Just looking at a piece of lumber and then a concrete masonry block makes it clear why concrete homes are more energy efficient than wood-frame homes. Concrete’s mass slows down the passage of heat moving through the wall. This means that, with the same insulation, a concrete home stays warmer in the winter and cooler in the summer than a wood-frame home. Also, a concrete wall doesn't have as many air leaks as a wood-frame wall - and air leakage accounts for a large percentage of energy loss in the home.
A concrete home can keep you comfortable year-round... while reducing your utility bills.
Besides having the advantage of mass, today's concrete home building systems all utilize cost effective, highly efficient insulation to keep your home comfortable year round while enjoying the benefits of lower utility bills.
Concrete forms an integral wall - solid, continuous and airtight. By comparison, a wood-frame wall is a collection of components - studs, sheet rock, sheathing and insulation. Each joint and connection is a potential air leak. As the air passes through these leaks, it takes heating and air conditioning with it.
Space Age Insulation
Today's concrete home benefits greatly from the progress that has been made in home insulation during the past 20 years. Many insulated concrete wall systems use polystyrene blocks or panels as the concrete formwork into which reinforcing steel and concrete are placed. These polystyrene forms are left in place to give your home an exceptional R-value. For concrete masonry homes, insulation choices range from foiled backed batts to polystyrene panels. Standard hollow masonry units can be filled with insulating materials.
Smart Design = Savings
When designing today's concrete home, smart builders are able to realize considerable savings by using concrete's energy efficiency to justify smaller heating and air conditioning systems. This results in a comfortable home with correspondingly smaller heating and air conditioning bills. The bottom line - savings are realized up front and throughout the life of a home.
Concrete homes are more energy efficient than wood-frame homes.
U.S. Green Building Council New LEED Product
Concrete Contributions to LEED v4 focuses on the inherent properties of concrete. This June 13, 2013, article highlights credits in LEED v4 to which concrete may contribute. Concrete’s characteristics of low albedo, thermal mass, recyclability, local availability, lack of volatile organic compounds (VOCs), and the industry’s transparency can all contribute to more sustainable projects.
That's The Beauty of Today's Concrete
There's more than one way to build your concrete home - insulating concrete forms, concrete masonry, aerated concrete, tilt-up concrete, or precast concrete to name a few. With volatile wood prices, logging's high environmental price tag, and a growing shortage of high quality lumber, concrete offers a variety of products and construction techniques to provide cost effective, quality alternatives to wood-frame home construction.

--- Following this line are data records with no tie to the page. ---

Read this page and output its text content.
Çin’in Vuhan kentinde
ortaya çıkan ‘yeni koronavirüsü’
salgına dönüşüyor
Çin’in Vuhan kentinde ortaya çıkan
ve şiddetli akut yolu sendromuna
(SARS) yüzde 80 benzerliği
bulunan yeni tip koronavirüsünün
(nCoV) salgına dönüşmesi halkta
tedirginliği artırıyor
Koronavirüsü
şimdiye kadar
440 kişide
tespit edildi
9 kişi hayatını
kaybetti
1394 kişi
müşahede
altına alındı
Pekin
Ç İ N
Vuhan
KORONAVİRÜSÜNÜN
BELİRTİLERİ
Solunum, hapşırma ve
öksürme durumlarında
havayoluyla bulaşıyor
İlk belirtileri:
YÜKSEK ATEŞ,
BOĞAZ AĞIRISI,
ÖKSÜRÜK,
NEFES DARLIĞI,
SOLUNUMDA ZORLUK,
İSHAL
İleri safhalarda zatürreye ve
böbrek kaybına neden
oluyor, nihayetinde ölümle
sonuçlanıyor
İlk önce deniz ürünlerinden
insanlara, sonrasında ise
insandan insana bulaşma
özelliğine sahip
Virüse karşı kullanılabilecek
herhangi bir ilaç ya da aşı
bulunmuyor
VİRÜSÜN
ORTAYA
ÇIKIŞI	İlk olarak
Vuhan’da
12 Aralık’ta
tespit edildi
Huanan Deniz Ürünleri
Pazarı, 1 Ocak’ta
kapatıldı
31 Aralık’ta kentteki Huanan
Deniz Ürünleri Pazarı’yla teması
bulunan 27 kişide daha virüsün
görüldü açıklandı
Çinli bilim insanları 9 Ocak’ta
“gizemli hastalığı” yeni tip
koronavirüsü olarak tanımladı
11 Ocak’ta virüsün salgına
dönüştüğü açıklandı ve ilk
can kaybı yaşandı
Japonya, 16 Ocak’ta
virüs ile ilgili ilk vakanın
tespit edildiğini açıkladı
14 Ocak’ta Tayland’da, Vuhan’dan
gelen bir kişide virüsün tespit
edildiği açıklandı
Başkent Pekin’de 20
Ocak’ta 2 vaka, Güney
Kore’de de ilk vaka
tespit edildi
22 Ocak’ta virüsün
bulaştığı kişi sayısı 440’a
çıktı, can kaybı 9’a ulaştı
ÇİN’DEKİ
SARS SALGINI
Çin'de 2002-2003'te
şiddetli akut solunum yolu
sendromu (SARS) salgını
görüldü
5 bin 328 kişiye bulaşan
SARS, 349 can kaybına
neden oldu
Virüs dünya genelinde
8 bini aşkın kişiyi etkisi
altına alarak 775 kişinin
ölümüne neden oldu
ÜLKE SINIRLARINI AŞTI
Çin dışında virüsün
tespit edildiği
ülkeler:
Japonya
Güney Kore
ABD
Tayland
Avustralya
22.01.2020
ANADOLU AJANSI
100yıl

All of these systems share the same basic virtues of concrete - beauty, strength, durability, low maintenance, energy efficiency, interior environmental quality, environmental friendliness, and peace and quiet. Which concrete building technique is right for you depends on the labor force and predominant building practices in your area. Whatever your choice, you can rest assured that your beautiful concrete home is built to last.